I do not wish for my sister to be ill, and I am exceedingly grateful to her and my dull brother-in-law for raising Christopher as their own, but it was news of her illness which provided the catalyst for his decision to give up this way of life he has here in Tuscany. Indeed, he has decided to quit Italy altogether and return to England to be with her.
And am I jealous that it took my sister’s illness for him to come to his senses? Why, of course I am. But I do not let on to him, for he would not understand my resentment. And I would not want to jeopardize the delicate balance to our reconciliation. And so I bite my tongue and nod and agree and enter into all his plans. I can hear in his voice the love he has for Sophie, that she is in truth his mother, though I was the one who carried him in my womb, and went through the pain of childbirth to give him life.
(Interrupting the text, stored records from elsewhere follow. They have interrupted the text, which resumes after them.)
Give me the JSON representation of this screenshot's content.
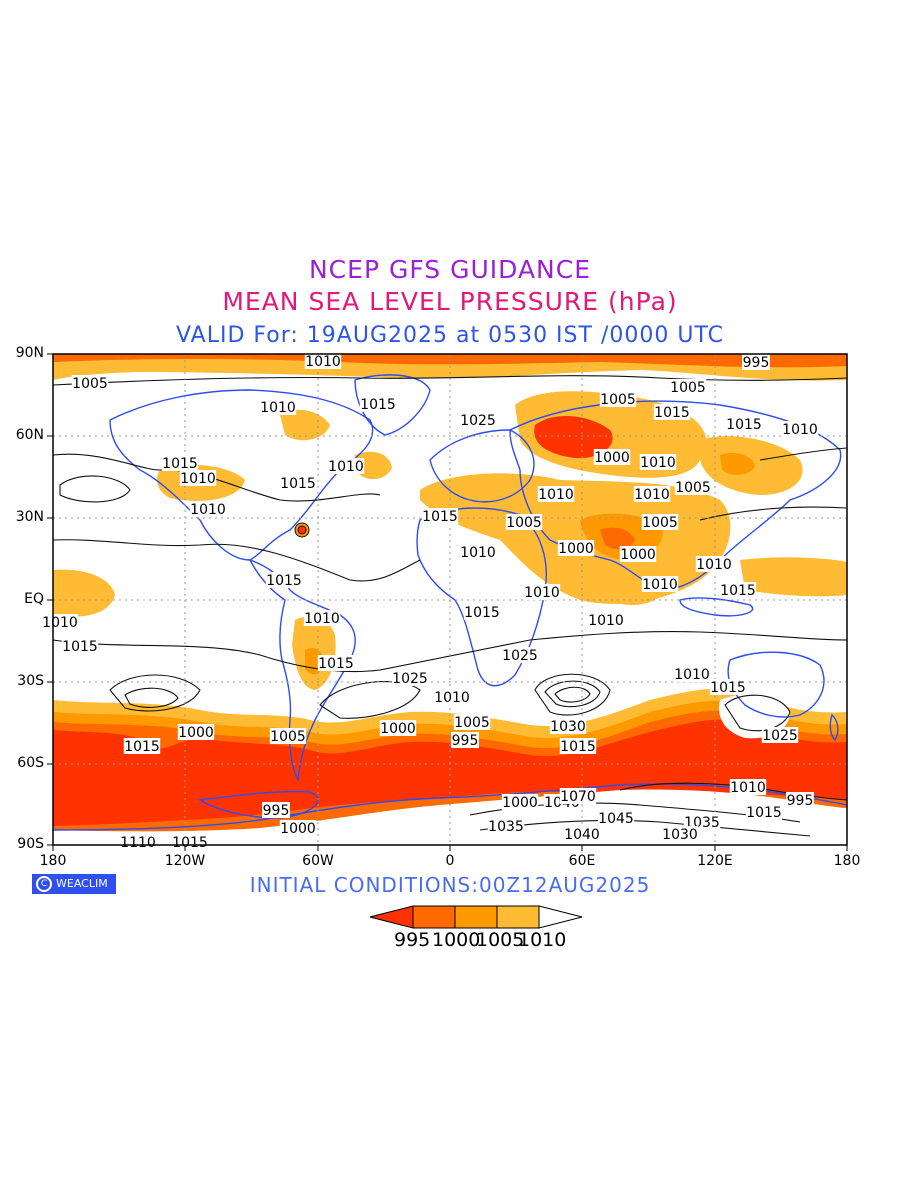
{
  "header": {
    "title": "NCEP GFS GUIDANCE",
    "subtitle": "MEAN SEA LEVEL PRESSURE (hPa)",
    "valid": "VALID For: 19AUG2025 at 0530 IST /0000 UTC"
  },
  "footer": {
    "initial_conditions": "INITIAL CONDITIONS:00Z12AUG2025",
    "logo_text": "WEACLIM"
  },
  "axes": {
    "lat_labels": [
      "90N",
      "60N",
      "30N",
      "EQ",
      "30S",
      "60S",
      "90S"
    ],
    "lon_labels": [
      "180",
      "120W",
      "60W",
      "0",
      "60E",
      "120E",
      "180"
    ]
  },
  "colorbar": {
    "colors": [
      "#ff3300",
      "#ff6a00",
      "#ff9900",
      "#ffbb33",
      "#ffffff"
    ],
    "labels": [
      "995",
      "1000",
      "1005",
      "1010"
    ]
  },
  "contour_labels": [
    "1010",
    "995",
    "1005",
    "1005",
    "1005",
    "1010",
    "1015",
    "1025",
    "1015",
    "1015",
    "1010",
    "1000",
    "1010",
    "1015",
    "1010",
    "1010",
    "1015",
    "1005",
    "1010",
    "1010",
    "1010",
    "1015",
    "1005",
    "1005",
    "1000",
    "1000",
    "1010",
    "1010",
    "1010",
    "1015",
    "1015",
    "1010",
    "1015",
    "1010",
    "1010",
    "1015",
    "1025",
    "1010",
    "1025",
    "1030",
    "1015",
    "1010",
    "1015",
    "1025",
    "1000",
    "1010",
    "1005",
    "1000",
    "995",
    "1015",
    "1015",
    "1005",
    "995",
    "1000",
    "1010",
    "995",
    "1015",
    "1035",
    "1000",
    "1040",
    "1070",
    "1045",
    "1035",
    "1030",
    "1040",
    "1110",
    "1015"
  ],
  "colors": {
    "land_outline": "#2e4cf0",
    "title_purple": "#9a1fd6",
    "title_magenta": "#e0197a",
    "title_blue": "#2f55e8"
  }
}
And whatever the animosity between him and his ‘parents’ for their deception at not telling him the truth of his birth, which led him to run away to the Continent, he loves her, and he loves his father, and forgives them. And I know that none of my letters of entreaty, and the fact I settled here to be closer to him held any sway with his decision-making. And I must live with this and accept it, and be thankful that I am permitted a small piece of him.
I had Fran make me a coffee, and I went up to the turret that gives a splendid view of the harbor, to clear my thoughts, and because Christopher wished to speak to me of the future. Now I have returned, with my thoughts clearer, and wish to ask your forgiveness for a letter that started one way and has ended in quite another direction.
I will write again soon and let you know my plans, and what the future holds for me and my son. Ah! To be able to write those two words makes my heart sing.
Give my love to Antonia, and tell her I am thinking of her with her two sons, particularly more so now that I am able to be a mother again. Enjoy your sojourn amongst the Ottomans. You asked in your previous letter if I would care for you to bring me a little something back to England. I would, thank you. Let it be a silk turban and perhaps one of those shawls, so that I can look the part of a respectable matron, though I can assure you I never shall be!